A market average never tells you about the specific token in front of you. Before touching any token, do three quick checks:

  • Compare live 24 hour volume against liquidity. If a token shows liquidity but almost no recent volume, it is trading like a zombie regardless of how the chart looks.
  • Run the contract through the DEXTools Token Safety Checker to see its own honeypot, mint and ownership status before you assume the quiet is harmless.
  • Use the manual checklist in our guide on how to spot a rug pull, which separates a sudden liquidity pull from the slow fade this index measures.

For the wider picture, the New Token Tracker shows how many tokens are launching right now, the New Token Risk Index shows how many launch with negligible liquidity, and the Rug and Scam Rate Index shows how many carry a critical safety flag. Together they describe the launch stream from birth to silence. For the human side of the same pattern, see our reads on the weekend survival test and the life cycle of a memecoin.

How we measure this

The index is a cross-sectional snapshot, not a tracked cohort. For each major chain we sample tokens that are currently about 24 hours, 7 days and 30 days old, then check each token's current trading activity and liquidity from DEXTools pair data. "Still actively traded" means at least 100 dollars of real volume in the last 24 hours. "Holds liquidity" means at least 1,000 dollars in the pool. Figures refresh roughly every two hours.
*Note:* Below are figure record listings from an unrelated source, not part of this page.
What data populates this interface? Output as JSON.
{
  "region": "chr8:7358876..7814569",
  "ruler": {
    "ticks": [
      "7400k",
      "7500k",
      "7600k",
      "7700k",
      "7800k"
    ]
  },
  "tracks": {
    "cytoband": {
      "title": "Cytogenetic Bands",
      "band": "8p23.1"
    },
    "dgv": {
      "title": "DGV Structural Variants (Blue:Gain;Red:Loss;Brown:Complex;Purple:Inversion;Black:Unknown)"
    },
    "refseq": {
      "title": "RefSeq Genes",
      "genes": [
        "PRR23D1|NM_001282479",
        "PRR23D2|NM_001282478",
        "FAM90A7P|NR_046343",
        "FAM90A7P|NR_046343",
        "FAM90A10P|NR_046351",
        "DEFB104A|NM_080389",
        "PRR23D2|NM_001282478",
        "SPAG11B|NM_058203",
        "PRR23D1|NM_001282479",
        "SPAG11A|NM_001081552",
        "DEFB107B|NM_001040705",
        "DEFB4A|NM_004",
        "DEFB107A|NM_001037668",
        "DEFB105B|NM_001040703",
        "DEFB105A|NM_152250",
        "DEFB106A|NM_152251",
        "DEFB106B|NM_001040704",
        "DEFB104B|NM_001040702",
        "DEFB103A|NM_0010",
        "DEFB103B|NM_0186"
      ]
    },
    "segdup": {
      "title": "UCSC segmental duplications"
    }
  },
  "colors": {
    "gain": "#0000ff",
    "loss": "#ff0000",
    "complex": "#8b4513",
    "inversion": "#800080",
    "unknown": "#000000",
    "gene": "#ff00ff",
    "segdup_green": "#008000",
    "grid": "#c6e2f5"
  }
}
Three honest limits come with this method. First, the 24 hour, 7 day and 30 day figures are three separate samples of different tokens measured at one moment, so the differences cannot be read as the same tokens decaying over time. Second, the sample is the raw launch stream surfaced by the API, including spam and bot deployments that were never meant to trade, so the numbers describe the quality of the firehose, not the failure rate of vetted projects. Third, a 24 hour volume window is a strict definition of alive that undercounts tokens trading only weekly, and the older liquidity figure may lean toward survivors. Treat the per-chain breakdown as the reliable cut and any pooled average as illustrative. This page is information only and is not financial advice.